Quella supplica disperata ebbe un effetto devastante su Peggy, ma lui non parve notarlo, e approfittò del fatto era rimasta in silenzio per farle quella domanda che l'aveva tormentato tutta la notte.
- Perché non hai detto ad Underwood di Bucky?
Peggy parve confusa. - Cosa? Sì, gliel'ho detto.
- No, intendo… lo hai chiamato Rand. Non gli hai mai detto chi fosse davvero.
Steve fece un passo avanti, speranzoso. Peggy pensò per un secondo alla risposta. Non pensava che avesse notato quel particolare. Decise di dirgli la verità, quella che lui probabilmente aveva già intuito, se si era spinto a farle quella domanda così specifica. Anche se quando parlava con Underwood era furiosa nei confronti di Steve, si era resa conto che sarebbe comunque stata dalla sua parte. Magari l'aveva fatto inconsciamente, ma se aveva omesso un'informazione importante era per dare a Steve un vantaggio sullo S.H.I.E.L.D.
- Per aiutarti, credo - disse infine. - Per essere un passo avanti. Per darti la possibilità di trovarlo prima di no… di loro.

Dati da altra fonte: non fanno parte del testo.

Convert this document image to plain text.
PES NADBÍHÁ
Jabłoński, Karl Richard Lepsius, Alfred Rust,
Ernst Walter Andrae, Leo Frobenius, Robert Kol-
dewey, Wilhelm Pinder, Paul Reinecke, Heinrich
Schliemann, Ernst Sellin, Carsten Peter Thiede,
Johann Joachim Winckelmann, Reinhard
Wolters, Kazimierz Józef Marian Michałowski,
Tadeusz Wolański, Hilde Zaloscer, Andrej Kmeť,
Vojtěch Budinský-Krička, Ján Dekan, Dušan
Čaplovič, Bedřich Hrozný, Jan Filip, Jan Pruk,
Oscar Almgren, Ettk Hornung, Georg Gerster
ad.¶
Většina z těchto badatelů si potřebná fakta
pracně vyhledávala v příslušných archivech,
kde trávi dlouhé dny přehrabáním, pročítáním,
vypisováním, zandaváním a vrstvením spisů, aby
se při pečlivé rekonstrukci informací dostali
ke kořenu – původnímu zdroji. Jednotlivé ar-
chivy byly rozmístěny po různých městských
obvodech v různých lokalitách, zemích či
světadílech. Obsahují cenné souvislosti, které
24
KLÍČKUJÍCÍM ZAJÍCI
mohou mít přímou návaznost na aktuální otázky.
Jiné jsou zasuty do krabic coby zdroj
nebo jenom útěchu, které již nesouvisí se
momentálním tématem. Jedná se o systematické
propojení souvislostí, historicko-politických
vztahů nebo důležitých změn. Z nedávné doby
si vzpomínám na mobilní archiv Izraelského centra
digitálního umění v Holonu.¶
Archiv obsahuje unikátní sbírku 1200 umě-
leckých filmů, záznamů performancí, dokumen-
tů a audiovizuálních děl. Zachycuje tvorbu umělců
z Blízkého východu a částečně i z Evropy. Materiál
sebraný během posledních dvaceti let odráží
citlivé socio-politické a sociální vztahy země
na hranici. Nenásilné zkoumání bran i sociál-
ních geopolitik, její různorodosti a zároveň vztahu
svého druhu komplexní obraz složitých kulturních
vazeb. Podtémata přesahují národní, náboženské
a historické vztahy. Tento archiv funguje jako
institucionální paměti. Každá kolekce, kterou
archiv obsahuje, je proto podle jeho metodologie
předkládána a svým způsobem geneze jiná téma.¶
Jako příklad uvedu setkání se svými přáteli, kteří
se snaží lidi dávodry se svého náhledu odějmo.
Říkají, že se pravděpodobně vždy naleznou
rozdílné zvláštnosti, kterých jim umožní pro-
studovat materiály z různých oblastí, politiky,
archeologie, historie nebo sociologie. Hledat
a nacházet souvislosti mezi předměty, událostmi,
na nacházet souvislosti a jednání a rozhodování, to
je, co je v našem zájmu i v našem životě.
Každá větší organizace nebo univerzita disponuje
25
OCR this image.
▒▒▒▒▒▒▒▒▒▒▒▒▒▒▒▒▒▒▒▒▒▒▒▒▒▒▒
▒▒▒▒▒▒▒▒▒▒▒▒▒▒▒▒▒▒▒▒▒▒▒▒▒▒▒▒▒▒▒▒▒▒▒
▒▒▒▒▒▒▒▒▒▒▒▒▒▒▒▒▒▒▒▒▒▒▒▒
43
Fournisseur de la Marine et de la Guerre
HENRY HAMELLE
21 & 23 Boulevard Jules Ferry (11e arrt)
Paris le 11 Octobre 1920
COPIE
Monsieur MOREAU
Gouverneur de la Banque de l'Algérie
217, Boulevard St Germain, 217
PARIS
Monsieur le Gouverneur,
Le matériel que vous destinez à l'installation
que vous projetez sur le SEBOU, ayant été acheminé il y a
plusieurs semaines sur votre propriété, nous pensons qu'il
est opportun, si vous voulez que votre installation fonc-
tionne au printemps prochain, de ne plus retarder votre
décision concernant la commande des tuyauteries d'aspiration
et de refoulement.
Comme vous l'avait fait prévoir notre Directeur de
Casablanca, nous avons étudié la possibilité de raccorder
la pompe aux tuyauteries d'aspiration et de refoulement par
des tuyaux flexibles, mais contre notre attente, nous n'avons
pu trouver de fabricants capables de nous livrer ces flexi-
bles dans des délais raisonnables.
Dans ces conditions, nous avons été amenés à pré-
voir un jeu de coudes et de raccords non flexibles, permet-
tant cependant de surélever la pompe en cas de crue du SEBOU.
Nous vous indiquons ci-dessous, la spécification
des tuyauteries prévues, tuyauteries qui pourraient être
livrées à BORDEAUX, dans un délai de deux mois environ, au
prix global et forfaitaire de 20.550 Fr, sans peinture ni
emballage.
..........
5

Il cuore di Steve prese a battere all'impazzata. Aveva sperato, aveva pregato che fosse quella la risposta alla sua domanda, ma sentirlo davvero, sentirlo dire da lei, lo aveva colto alla sprovvista.
Stavolta fu Peggy a fare un passo avanti.
- A delle condizioni, però.
Steve avrebbe fatto qualsiasi cosa, già quella concessione era una incredibile vittoria.
- Quando lo troveremo, e con "troveremo" intendo noi due, sarà tuo prigioniero, non dello S.H.I.E.L.D. Ma dovrà comunque consegnarsi all'agenzia, dove risponderà dell'omicidio di Daniel, e dove faremo tutto il possibile per farlo tornare com'era. Te lo prometto, Steve.
Steve non parlò. Non c'erano parole che potessero descrivere la gratitudine che provava nei suoi confronti. Colmò la distanza che ancora li separava, la strinse in un abbraccio e si abbandonò ad un pianto liberatorio.